Before you leave, make sure you go through the following checklist. It will help you organize yourself for your departure from Brazil and initial arrival in the U.S.
- Obtain or update your passport so it is valid for at least 6 (six) months beyond the duration of your Form DS-2019.
- Obtain your original Form DS-2019 from IIE.
- Apply for a J-1 exchange visitor entry visa.
- Attend your interview for a J-1 exchange visitor visa at the nearest U.S. Embassy or Consulate..
- Obtain international airline tickets, with final U.S. destination as noted in your TOA. When doing so find out if there are any baggage specifications or security clearances for your particular airline.
- Inform IIE and your International Student Advisor at your U.S. host institution of your complete itinerary including airlines, flight numbers, transfer cities, and dates and times of flights. You may use the Initial Travel Form to do this.
- Arrange transportation from the airport to your U.S. host institution.
Review your host institution’s health insurance plan and health center information.
- Have any necessary medical and dental work done in Brazil prior to your departure.
- Obtain necessary immunization requirements of your U.S. host institution. Please contact your International Student Advisor or host institution’s health center if you have further questions.
- Contact your International Student Advisor and/or housing office to find out what your housing and meal accommodations will be, and how to apply/make arrangements accordingly.

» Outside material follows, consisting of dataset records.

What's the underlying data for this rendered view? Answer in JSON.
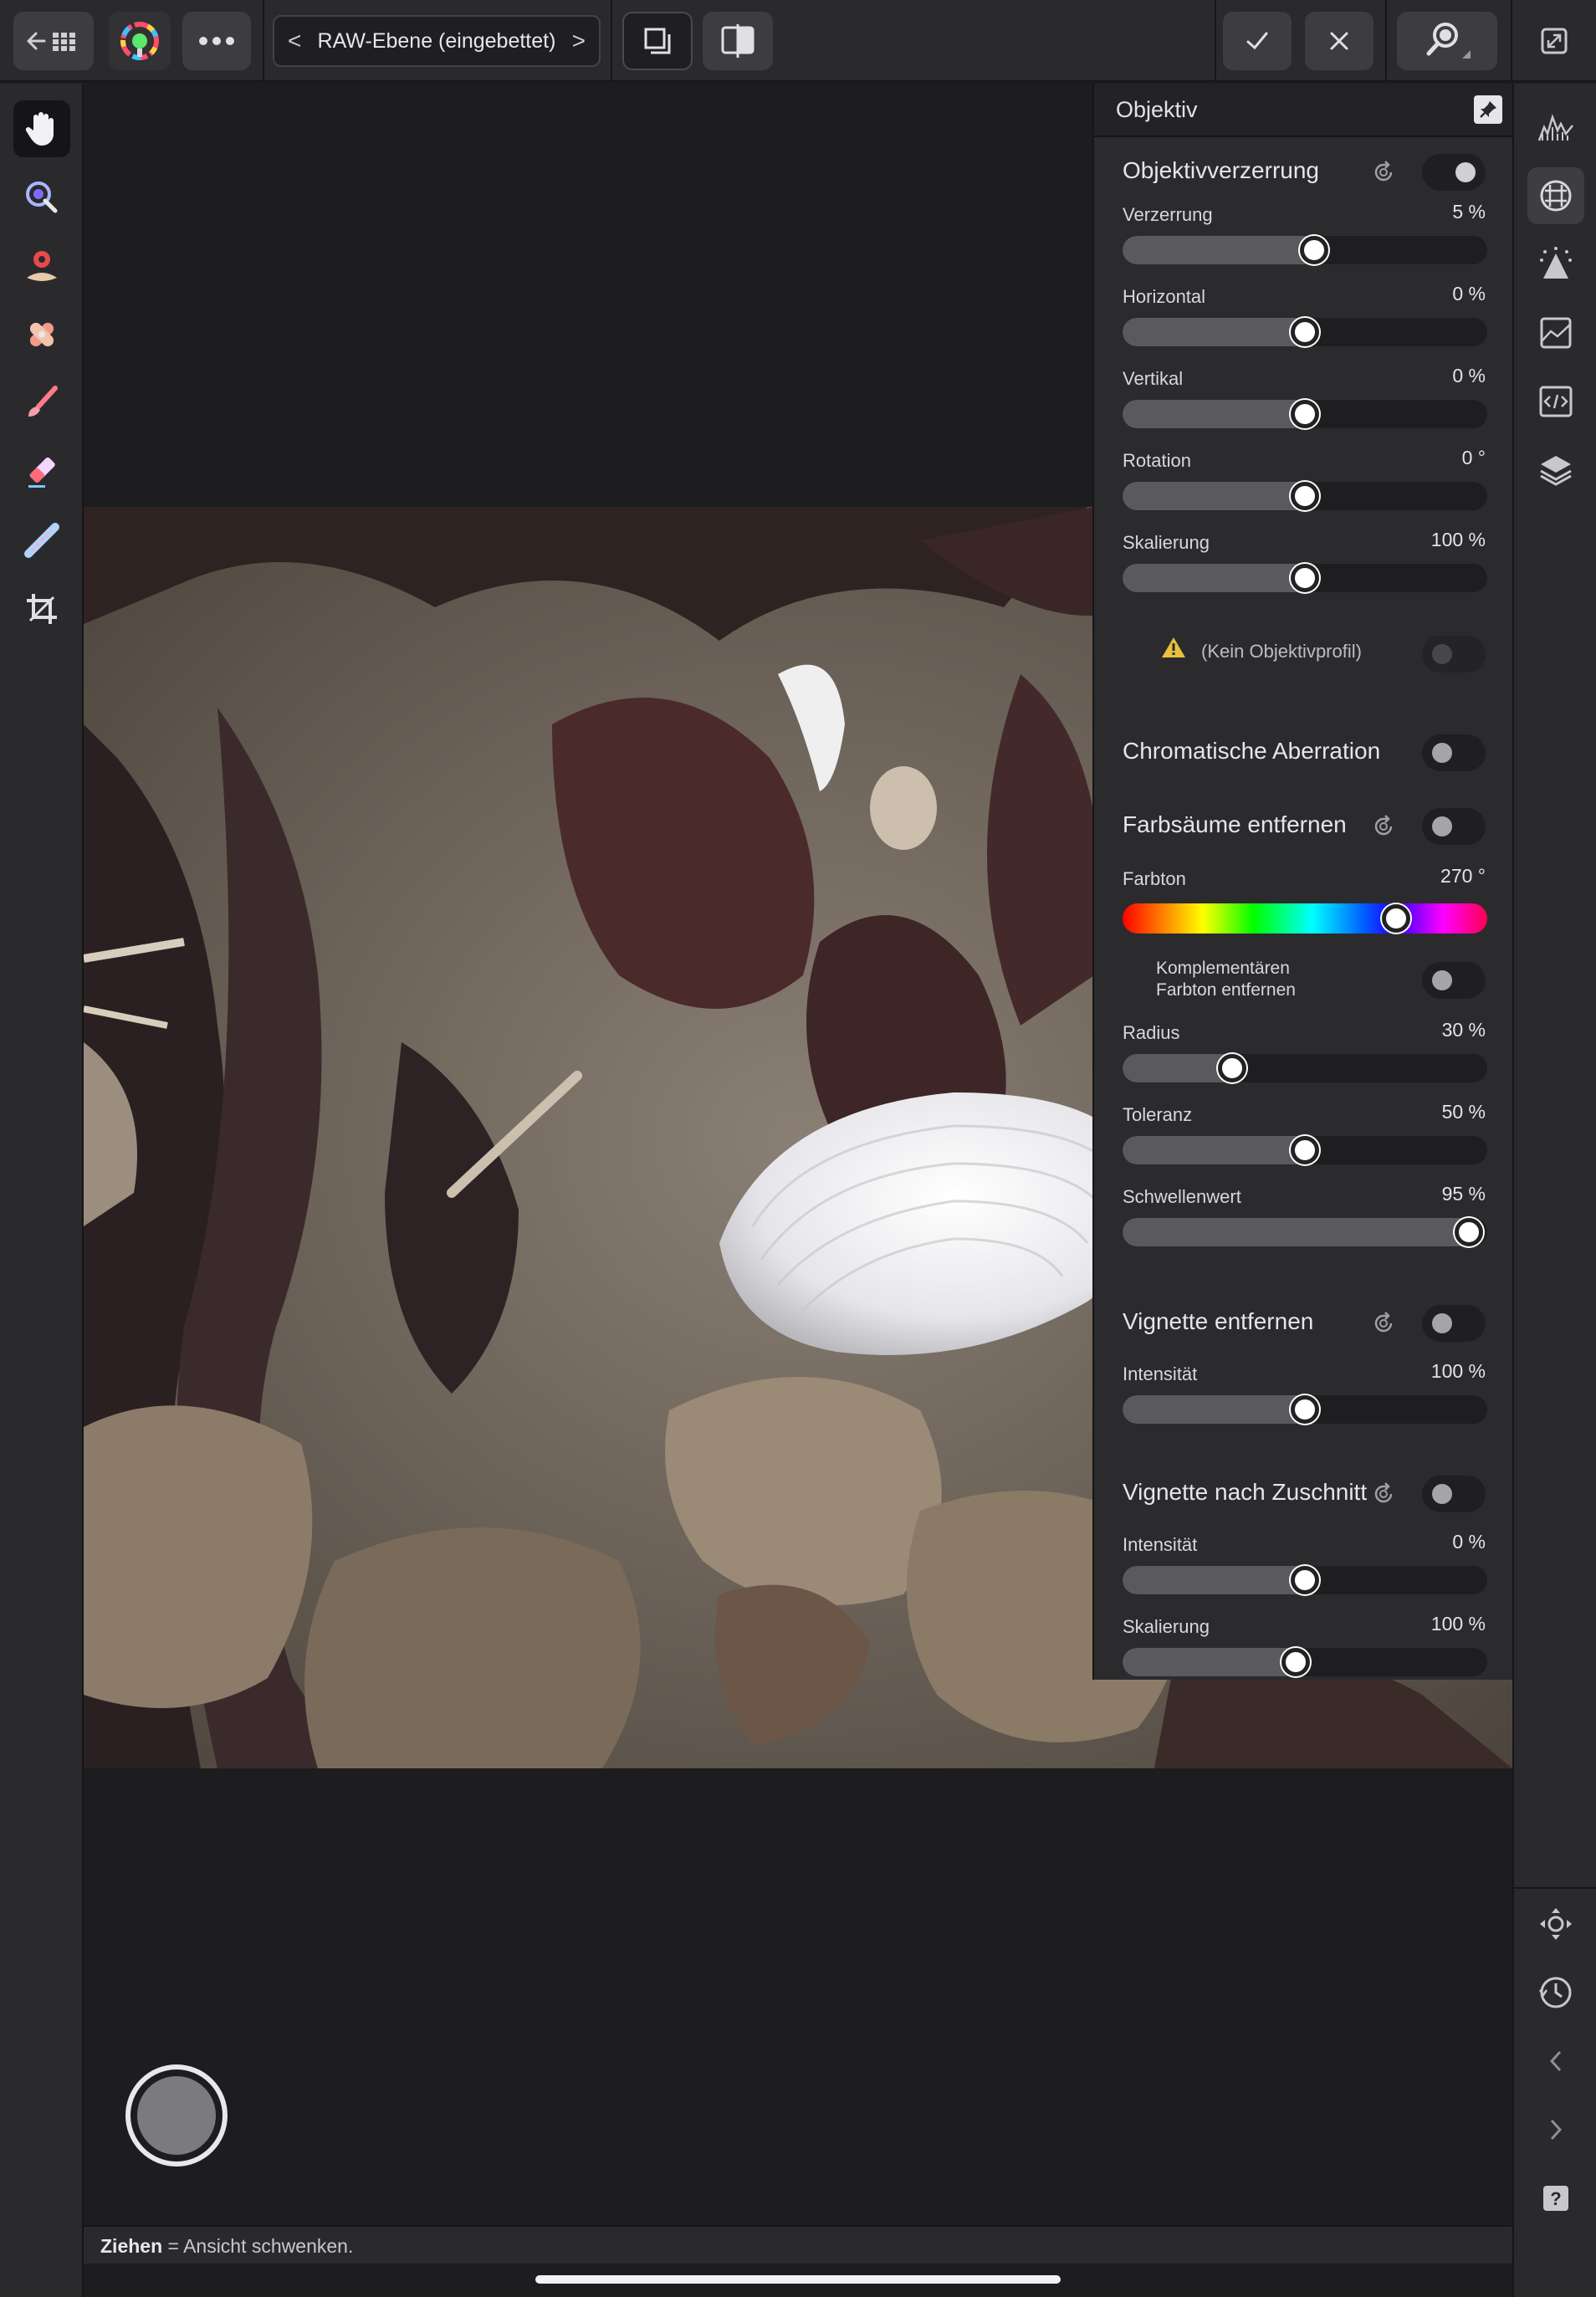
{
  "topbar": {
    "persona_title": "RAW-Ebene (eingebettet)",
    "icons": [
      "back-grid-icon",
      "develop-persona-icon",
      "more-icon",
      "overlay-icon",
      "split-view-icon",
      "commit-icon",
      "cancel-icon",
      "zoom-icon",
      "fullscreen-icon"
    ],
    "prev_arrow": "<",
    "next_arrow": ">"
  },
  "left_tools": [
    "view-tool-hand",
    "white-balance-tool",
    "red-eye-tool",
    "blemish-tool",
    "brush-tool",
    "erase-tool",
    "overlay-gradient-tool",
    "crop-tool"
  ],
  "right_studio": [
    "histogram-icon",
    "lens-icon",
    "details-icon",
    "tones-icon",
    "scope-icon",
    "layers-icon",
    "move-icon",
    "history-icon",
    "chevron-left-icon",
    "chevron-right-icon",
    "help-icon"
  ],
  "panel": {
    "title": "Objektiv",
    "lens_distortion": {
      "title": "Objektivverzerrung",
      "enabled": true,
      "sliders": [
        {
          "label": "Verzerrung",
          "value": "5 %",
          "pos": 0.525
        },
        {
          "label": "Horizontal",
          "value": "0 %",
          "pos": 0.5
        },
        {
          "label": "Vertikal",
          "value": "0 %",
          "pos": 0.5
        },
        {
          "label": "Rotation",
          "value": "0 °",
          "pos": 0.5
        },
        {
          "label": "Skalierung",
          "value": "100 %",
          "pos": 0.5
        }
      ],
      "profile_warning": "(Kein Objektivprofil)"
    },
    "chromatic": {
      "title": "Chromatische Aberration",
      "enabled": false
    },
    "defringe": {
      "title": "Farbsäume entfernen",
      "enabled": false,
      "hue_label": "Farbton",
      "hue_value": "270 °",
      "hue_pos": 0.75,
      "complement_label_1": "Komplementären",
      "complement_label_2": "Farbton entfernen",
      "sliders": [
        {
          "label": "Radius",
          "value": "30 %",
          "pos": 0.3
        },
        {
          "label": "Toleranz",
          "value": "50 %",
          "pos": 0.5
        },
        {
          "label": "Schwellenwert",
          "value": "95 %",
          "pos": 0.95
        }
      ]
    },
    "vignette": {
      "title": "Vignette entfernen",
      "enabled": false,
      "sliders": [
        {
          "label": "Intensität",
          "value": "100 %",
          "pos": 0.5
        }
      ]
    },
    "post_crop": {
      "title": "Vignette nach Zuschnitt",
      "enabled": false,
      "sliders": [
        {
          "label": "Intensität",
          "value": "0 %",
          "pos": 0.5
        },
        {
          "label": "Skalierung",
          "value": "100 %",
          "pos": 0.475
        }
      ]
    }
  },
  "status": {
    "bold": "Ziehen",
    "rest": " = Ansicht schwenken."
  },
  "colors": {
    "accent": "#2a2a2c",
    "panel": "#2b2b2d",
    "track": "#1e1e20"
  }
}
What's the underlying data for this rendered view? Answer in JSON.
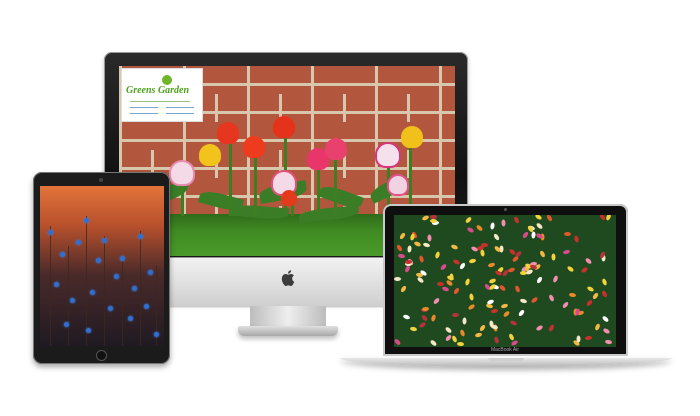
{
  "imac": {
    "logo": {
      "brand": "Greens Garden"
    },
    "apple_glyph": ""
  },
  "macbook": {
    "label": "MacBook Air"
  },
  "colors": {
    "brick": "#b2573d",
    "mortar": "#d9c7ad",
    "grass": "#3f8a22",
    "logo_green": "#4ea31b",
    "sunset": "#e2733a",
    "cornflower": "#2e6fd1"
  }
}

- Do not pay housing application fees or deposits with personal funds as you will not be reimbursed. Request that all housing application fees and deposit invoice be sent to IIE directly.
- Inquire about any orientation programs that have been planned for international students by your host institution.
- Purchase traveler’s checks and bring a small amount of U.S. currency with you.
- Give your family a copy of your TOA.
How to Prepare for Academic Training (summer internship)
- Speak with your professors in Brazil about multinational companies with offices in the U.S. at which they may have contacts.
- Make a resume if you don't have one already.
- Start thinking about what you'd like to do for an internship in the U.S. next summer.
- Research the requirements your university in Brazil has for you to receive credit for your summer internship.
What To Pack
In addition to the normal items you would pack for your year abroad, there are some that you may not readily think about bringing but will be very glad you did:
- An official up-to-date transcript of your studies in Brazil (along with official English translation).
- Your current driver’s license or international driver’s license.
- Your birth certificate.
- Your medical records, especially if you have any pre-existing health condition.
- A year supply of medication(s) for any pre-existing health conditions. Prescriptions from abroad cannot be filled in the United States. It is also a good idea to have your current doctor provide you with a description of the prescription medicine (s) you take. You can then use this information to consult with a U.S. doctor for a prescription that can be filled in the United States.
- Your dental records.
- An extra pair of eyeglasses or supply of contact lenses.
- Your Social Security Number (SSN) or Individual Taxpayer Identification Number (ITIN) if you were previously issued one.
- A credit card with lesser fees for international transactions; international students may face a long wait applying for credit cards in the United States.
- Slides, photographs, maps, books, traditional clothing, or other cultural artifacts/objects of your home country which can be used in informal talks that you may be invited to give.
Important Note: It is probably wise to omit most household items such as linens and cooking utensils because they can be purchased in the U.S. at a reasonable cost.